Połączeni przez pasję cz.3Tak wyobrażam sobie Natalię

----------------------------------------------------------------------------------------------------------

-Ty ją widzisz?! Boże jak ona jest ubrana... To jest porażka mody! Hahahaha- mówiła tym swoim piskliwym głosikiem, a ja czułam, że zaraz wybuchnę śmiechem. Nie no! Ta kobieta mnie rozbraja, głupszej jeszcze chyba nigdy w życiu nie widziałam. I ona ma zamiar paradować tak w tym skąpym stroju przez całą drogę? Przecież każdy facet będzie rozbierał ją wzrokiem. Dobra, Ola, czym ty się martwisz?
-Olka widzisz ją?- wybiła mnie jakby z transu Nati.
-Taaaa... A co?
-Nie, nic. Się tak zastanawiam czy ją opiekunowie wypuszczą.- powiedziała z nutką zaciekawienia w głosie Nati.- Widzisz chyba jak jest ubrana.
-Chodzi Ci o to, że wygląda jakby pomyliła ścianę z twarzą? Tak, zauważyłam.-odpowiedziałam jej nie kryjąc mojej irytacji tą sytuacją, bo Barbie cały czas dało się słyszeć w tle.
-Hahah. Te twoje uwagi- mówiła ledwo hamując salwę śmiechu Kinga- wyprowadzają mnie z równowagi. Tak pozytywnie oczywiście.- Dopowiedziała po chwili. Pewnie dalej omawiałybyśmy strój plastika, ale coś nam przeszkodziło. Raczej ktoś nam przeszkodził. Był to pan Brzózka. Miły facet, strasznie skoczny ale mi to nie przeszkadza. Lubię takich ludzi.  
-Droga młodzieży! Mamy już wszystkich, więc idziemy!- powiedziawszy to ruszył z resztą opiekunów. Na czele długiego sznura, który powstał z wszystkich obozowiczów szli opiekunowie. My z dziewczynami usadowiłyśmy się na samym końcu. Idąc na plażę nie obyło się bez śmiechu i wygłupów oraz poznawania lepiej tej pięknej okolicy.


[Szymon]

-Coś ty taki rozmarzony?- spytał się mnie dosyć wysoki brunet o zielonym spojrzeniu.
-Miałeś kiedyś tak, że spotkałeś po latach jakąś koleżankę, a jej ledwo nie poznałeś?- zapytałem Filipa z nadzieją w głosie.
-No jasne.
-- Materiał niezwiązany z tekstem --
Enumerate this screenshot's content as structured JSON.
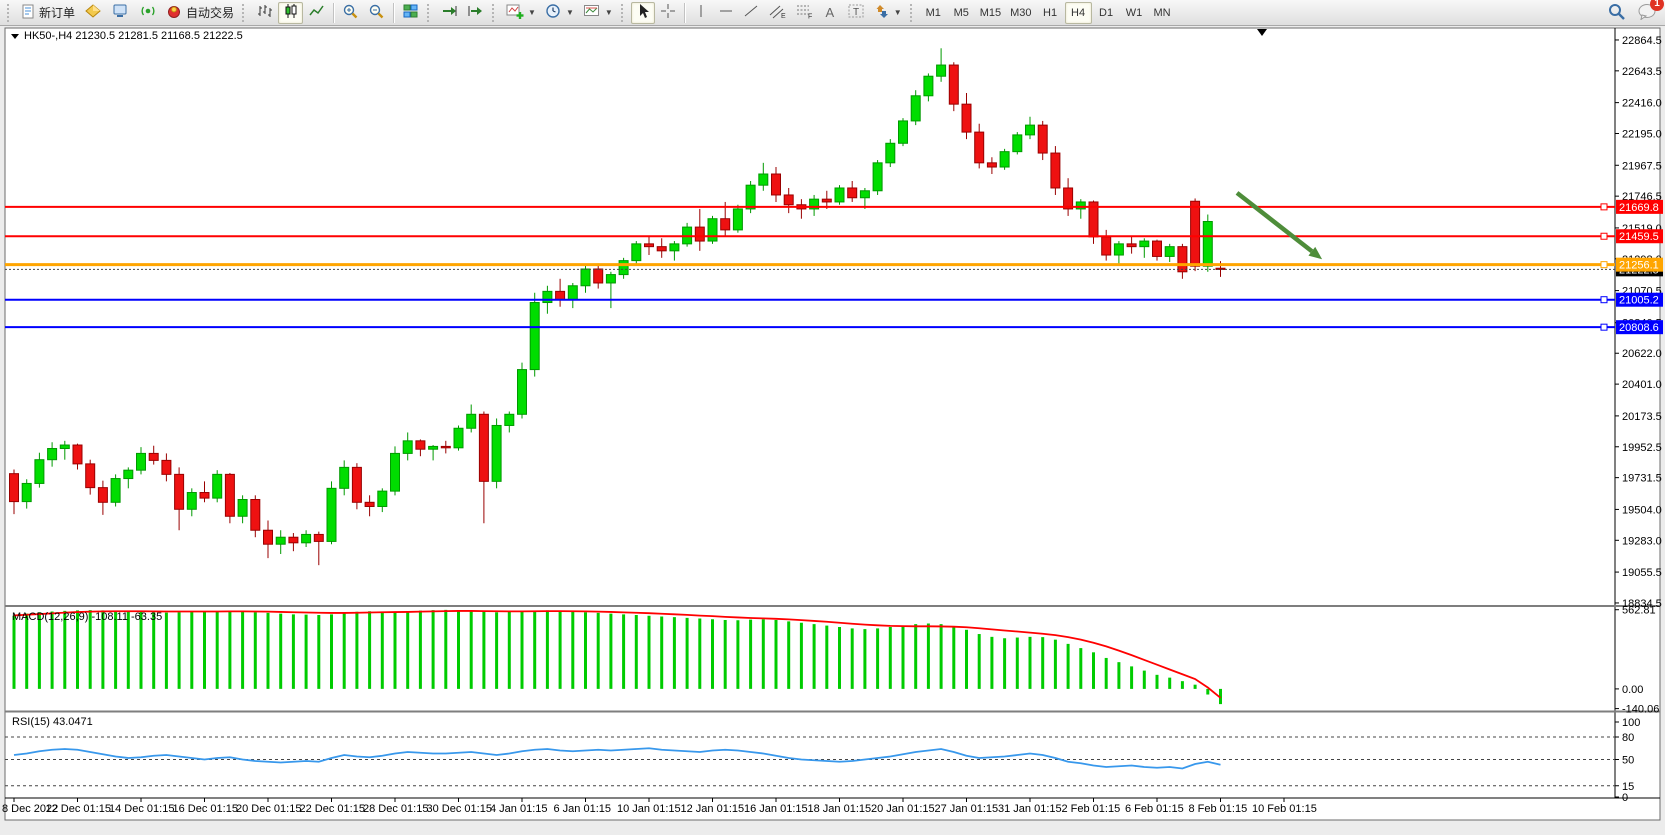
{
  "toolbar": {
    "new_order_label": "新订单",
    "autotrading_label": "自动交易",
    "timeframes": [
      "M1",
      "M5",
      "M15",
      "M30",
      "H1",
      "H4",
      "D1",
      "W1",
      "MN"
    ],
    "active_timeframe": "H4",
    "notification_count": "1"
  },
  "window": {
    "symbol_title": "HK50-,H4",
    "ohlc_text": "21230.5 21281.5 21168.5 21222.5",
    "macd_label": "MACD(12,26,9) -108.11 -63.35",
    "rsi_label": "RSI(15) 43.0471"
  },
  "chart_data": {
    "type": "candlestick",
    "symbol": "HK50-",
    "timeframe": "H4",
    "title": "HK50-,H4 21230.5 21281.5 21168.5 21222.5",
    "price_axis_ticks": [
      22864.5,
      22643.5,
      22416.0,
      22195.0,
      21967.5,
      21746.5,
      21519.0,
      21298.0,
      21070.5,
      20840.5,
      20622.0,
      20401.0,
      20173.5,
      19952.5,
      19731.5,
      19504.0,
      19283.0,
      19055.5,
      18834.5
    ],
    "time_labels": [
      "8 Dec 2022",
      "12 Dec 01:15",
      "14 Dec 01:15",
      "16 Dec 01:15",
      "20 Dec 01:15",
      "22 Dec 01:15",
      "28 Dec 01:15",
      "30 Dec 01:15",
      "4 Jan 01:15",
      "6 Jan 01:15",
      "10 Jan 01:15",
      "12 Jan 01:15",
      "16 Jan 01:15",
      "18 Jan 01:15",
      "20 Jan 01:15",
      "27 Jan 01:15",
      "31 Jan 01:15",
      "2 Feb 01:15",
      "6 Feb 01:15",
      "8 Feb 01:15",
      "10 Feb 01:15"
    ],
    "up_color": "#00dd00",
    "down_color": "#ee1111",
    "candles": [
      [
        19760,
        19790,
        19470,
        19560
      ],
      [
        19560,
        19720,
        19510,
        19690
      ],
      [
        19690,
        19910,
        19660,
        19860
      ],
      [
        19860,
        19985,
        19810,
        19940
      ],
      [
        19940,
        19995,
        19860,
        19965
      ],
      [
        19965,
        19975,
        19790,
        19830
      ],
      [
        19830,
        19860,
        19610,
        19660
      ],
      [
        19660,
        19710,
        19465,
        19555
      ],
      [
        19555,
        19755,
        19525,
        19725
      ],
      [
        19725,
        19805,
        19655,
        19785
      ],
      [
        19785,
        19950,
        19755,
        19905
      ],
      [
        19905,
        19960,
        19825,
        19855
      ],
      [
        19855,
        19905,
        19705,
        19755
      ],
      [
        19755,
        19805,
        19355,
        19505
      ],
      [
        19505,
        19655,
        19455,
        19625
      ],
      [
        19625,
        19705,
        19555,
        19585
      ],
      [
        19585,
        19785,
        19555,
        19755
      ],
      [
        19755,
        19765,
        19405,
        19455
      ],
      [
        19455,
        19605,
        19405,
        19575
      ],
      [
        19575,
        19605,
        19305,
        19355
      ],
      [
        19355,
        19425,
        19155,
        19255
      ],
      [
        19255,
        19355,
        19185,
        19305
      ],
      [
        19305,
        19335,
        19205,
        19265
      ],
      [
        19265,
        19355,
        19235,
        19325
      ],
      [
        19325,
        19345,
        19105,
        19275
      ],
      [
        19275,
        19705,
        19255,
        19655
      ],
      [
        19655,
        19855,
        19605,
        19805
      ],
      [
        19805,
        19835,
        19505,
        19555
      ],
      [
        19555,
        19605,
        19455,
        19525
      ],
      [
        19525,
        19655,
        19485,
        19635
      ],
      [
        19635,
        19955,
        19605,
        19905
      ],
      [
        19905,
        20055,
        19855,
        19995
      ],
      [
        19995,
        20005,
        19885,
        19935
      ],
      [
        19935,
        19965,
        19855,
        19955
      ],
      [
        19955,
        19995,
        19905,
        19945
      ],
      [
        19945,
        20105,
        19925,
        20085
      ],
      [
        20085,
        20255,
        20055,
        20185
      ],
      [
        20185,
        20205,
        19405,
        19705
      ],
      [
        19705,
        20155,
        19655,
        20105
      ],
      [
        20105,
        20205,
        20055,
        20185
      ],
      [
        20185,
        20555,
        20155,
        20505
      ],
      [
        20505,
        21055,
        20455,
        20985
      ],
      [
        20985,
        21105,
        20905,
        21065
      ],
      [
        21065,
        21155,
        20955,
        21005
      ],
      [
        21005,
        21125,
        20945,
        21105
      ],
      [
        21105,
        21255,
        21055,
        21225
      ],
      [
        21225,
        21265,
        21085,
        21125
      ],
      [
        21125,
        21205,
        20945,
        21185
      ],
      [
        21185,
        21305,
        21155,
        21285
      ],
      [
        21285,
        21425,
        21255,
        21405
      ],
      [
        21405,
        21455,
        21325,
        21385
      ],
      [
        21385,
        21445,
        21305,
        21355
      ],
      [
        21355,
        21425,
        21285,
        21405
      ],
      [
        21405,
        21555,
        21385,
        21525
      ],
      [
        21525,
        21655,
        21355,
        21425
      ],
      [
        21425,
        21605,
        21405,
        21585
      ],
      [
        21585,
        21705,
        21455,
        21505
      ],
      [
        21505,
        21685,
        21485,
        21655
      ],
      [
        21655,
        21855,
        21625,
        21825
      ],
      [
        21825,
        21985,
        21785,
        21905
      ],
      [
        21905,
        21955,
        21705,
        21755
      ],
      [
        21755,
        21805,
        21625,
        21685
      ],
      [
        21685,
        21725,
        21585,
        21655
      ],
      [
        21655,
        21755,
        21605,
        21725
      ],
      [
        21725,
        21785,
        21655,
        21705
      ],
      [
        21705,
        21825,
        21685,
        21805
      ],
      [
        21805,
        21855,
        21705,
        21735
      ],
      [
        21735,
        21805,
        21655,
        21785
      ],
      [
        21785,
        22005,
        21755,
        21985
      ],
      [
        21985,
        22155,
        21955,
        22125
      ],
      [
        22125,
        22305,
        22105,
        22285
      ],
      [
        22285,
        22505,
        22255,
        22465
      ],
      [
        22465,
        22625,
        22425,
        22605
      ],
      [
        22605,
        22805,
        22565,
        22685
      ],
      [
        22685,
        22705,
        22355,
        22405
      ],
      [
        22405,
        22485,
        22155,
        22205
      ],
      [
        22205,
        22265,
        21945,
        21985
      ],
      [
        21985,
        22025,
        21905,
        21955
      ],
      [
        21955,
        22085,
        21935,
        22065
      ],
      [
        22065,
        22205,
        22045,
        22185
      ],
      [
        22185,
        22315,
        22155,
        22255
      ],
      [
        22255,
        22285,
        22005,
        22055
      ],
      [
        22055,
        22105,
        21755,
        21805
      ],
      [
        21805,
        21875,
        21605,
        21655
      ],
      [
        21655,
        21725,
        21585,
        21705
      ],
      [
        21705,
        21715,
        21405,
        21455
      ],
      [
        21455,
        21505,
        21285,
        21325
      ],
      [
        21325,
        21425,
        21255,
        21405
      ],
      [
        21405,
        21455,
        21335,
        21385
      ],
      [
        21385,
        21445,
        21305,
        21425
      ],
      [
        21425,
        21435,
        21285,
        21315
      ],
      [
        21315,
        21405,
        21275,
        21385
      ],
      [
        21385,
        21405,
        21155,
        21205
      ],
      [
        21710,
        21730,
        21210,
        21245
      ],
      [
        21245,
        21615,
        21205,
        21565
      ],
      [
        21230.5,
        21281.5,
        21168.5,
        21222.5
      ]
    ],
    "levels": [
      {
        "value": 21669.8,
        "label": "21669.8",
        "color": "#ff0000",
        "width": 2
      },
      {
        "value": 21459.5,
        "label": "21459.5",
        "color": "#ff0000",
        "width": 2
      },
      {
        "value": 21256.1,
        "label": "21256.1",
        "color": "#ffa500",
        "width": 3
      },
      {
        "value": 21005.2,
        "label": "21005.2",
        "color": "#0000ff",
        "width": 2
      },
      {
        "value": 20808.6,
        "label": "20808.6",
        "color": "#0000ff",
        "width": 2
      }
    ],
    "current_price": {
      "value": 21222.5,
      "label": "21222.5",
      "tag_color": "#000000"
    },
    "indicators": {
      "macd": {
        "name": "MACD",
        "params": "12,26,9",
        "main_current": -108.11,
        "signal_current": -63.35,
        "axis_ticks": [
          "562.81",
          "0.00",
          "-140.06"
        ],
        "histogram_color": "#00cc00",
        "signal_color": "#ff0000",
        "main": [
          520,
          535,
          545,
          550,
          555,
          558,
          560,
          558,
          555,
          550,
          548,
          545,
          542,
          545,
          548,
          550,
          552,
          555,
          550,
          545,
          540,
          535,
          530,
          528,
          525,
          530,
          540,
          548,
          552,
          550,
          548,
          552,
          556,
          560,
          562,
          560,
          555,
          550,
          545,
          548,
          552,
          556,
          558,
          555,
          550,
          545,
          540,
          535,
          530,
          525,
          520,
          515,
          510,
          505,
          500,
          495,
          490,
          488,
          492,
          495,
          490,
          480,
          470,
          460,
          450,
          440,
          430,
          425,
          430,
          440,
          450,
          460,
          465,
          460,
          445,
          420,
          390,
          370,
          360,
          365,
          370,
          368,
          350,
          320,
          290,
          260,
          220,
          190,
          160,
          130,
          100,
          80,
          55,
          30,
          -40,
          -108.11
        ],
        "signal": [
          522,
          527,
          532,
          537,
          542,
          546,
          549,
          551,
          552,
          552,
          552,
          551,
          550,
          550,
          550,
          550,
          550,
          551,
          551,
          550,
          549,
          547,
          545,
          543,
          541,
          540,
          540,
          541,
          543,
          545,
          546,
          547,
          549,
          551,
          553,
          554,
          554,
          553,
          552,
          551,
          551,
          552,
          553,
          553,
          552,
          551,
          549,
          547,
          544,
          541,
          538,
          534,
          530,
          526,
          521,
          517,
          512,
          508,
          504,
          501,
          498,
          494,
          489,
          483,
          477,
          470,
          463,
          457,
          452,
          448,
          446,
          445,
          445,
          444,
          442,
          438,
          431,
          423,
          415,
          408,
          400,
          392,
          382,
          368,
          350,
          328,
          302,
          272,
          240,
          206,
          172,
          138,
          104,
          70,
          10,
          -63.35
        ]
      },
      "rsi": {
        "name": "RSI",
        "period": "15",
        "current": 43.0471,
        "axis_ticks": [
          "100",
          "80",
          "50",
          "15",
          "0"
        ],
        "dashed_levels": [
          80,
          50,
          15
        ],
        "line_color": "#3898ec",
        "values": [
          56,
          58,
          61,
          63,
          64,
          63,
          60,
          57,
          54,
          52,
          53,
          55,
          56,
          54,
          52,
          50,
          52,
          53,
          50,
          48,
          47,
          46,
          47,
          48,
          47,
          52,
          56,
          54,
          53,
          55,
          58,
          60,
          59,
          58,
          58,
          59,
          60,
          58,
          56,
          58,
          61,
          63,
          64,
          62,
          61,
          62,
          63,
          62,
          63,
          64,
          65,
          63,
          62,
          61,
          60,
          62,
          63,
          62,
          60,
          58,
          55,
          52,
          50,
          49,
          48,
          47,
          48,
          50,
          52,
          54,
          57,
          60,
          62,
          64,
          60,
          55,
          52,
          53,
          54,
          56,
          58,
          56,
          52,
          47,
          45,
          42,
          40,
          41,
          42,
          40,
          39,
          40,
          38,
          44,
          47,
          43.0471
        ]
      }
    },
    "annotations": [
      {
        "type": "arrow",
        "from_bar": 96.3,
        "from_price": 21770,
        "to_bar": 103,
        "to_price": 21295,
        "color": "#4e8d3a"
      }
    ]
  }
}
Ze sto razy, a co?
-A czy kiedykolwiek się w niej zakochałeś?- zapytałem się go ponownie.
-Czekaj, czekaj...- mówił z tym swoim chytrym uśmieszkiem nie schodzącym z twarzy- Coś ty powiedział? Nasz Szymuś się zakochał? Ouuu jak słodko.- Teraz to się głupek ze mnie nabijał.
-No to opowiadaj, kto to i jaka jest.- rozsiadł się w moim fotelu i sączył powoli cole.
-Od czego by tu zacząć? No dobra, więc ma na imię Ola i jest blondynką.
-Stary, znowu jakiś plastik?- wtrącił się w połowie zdania.
-Nie, Ola jest inna. Ona jest wyjątkowa. Zastanawiam się jak ja, chodząc z nią do jednej klasy przez 7 lat jej nie zauważyłem. Przedtem była inna, troszkę grubsza. Byliśmy najlepszymi kumplami z ławki. Kończąc podstawówkę wszystko runęło w gruzach.
-Nie wiem, jak to między wami jest, ale widać, że jesteś solidnie zabujany. Ziomek, gadasz jak narwaniec- w tym momencie zrobił palcami w powietrzu "cudzysłów" i zaczął naśladować mój głos- Ola jest inna. Ola jest wyjątkowa.  
No i przez tego debila, jak na złość polałem się colą. Zaczął się śmiać to go uciszyłem. Wziąłem jakąś skarpetkę z szuflady z bielizną i wepchnąłem mu do buzi. Spokój na 5 minut, potem znowu mu się pogarsza. Chcąc rozluźnić troszkę atmosferę zaproponowałem wyjście na plażę. Filip się zgodził i już po chwili dzwoniliśmy po naszych ziomków.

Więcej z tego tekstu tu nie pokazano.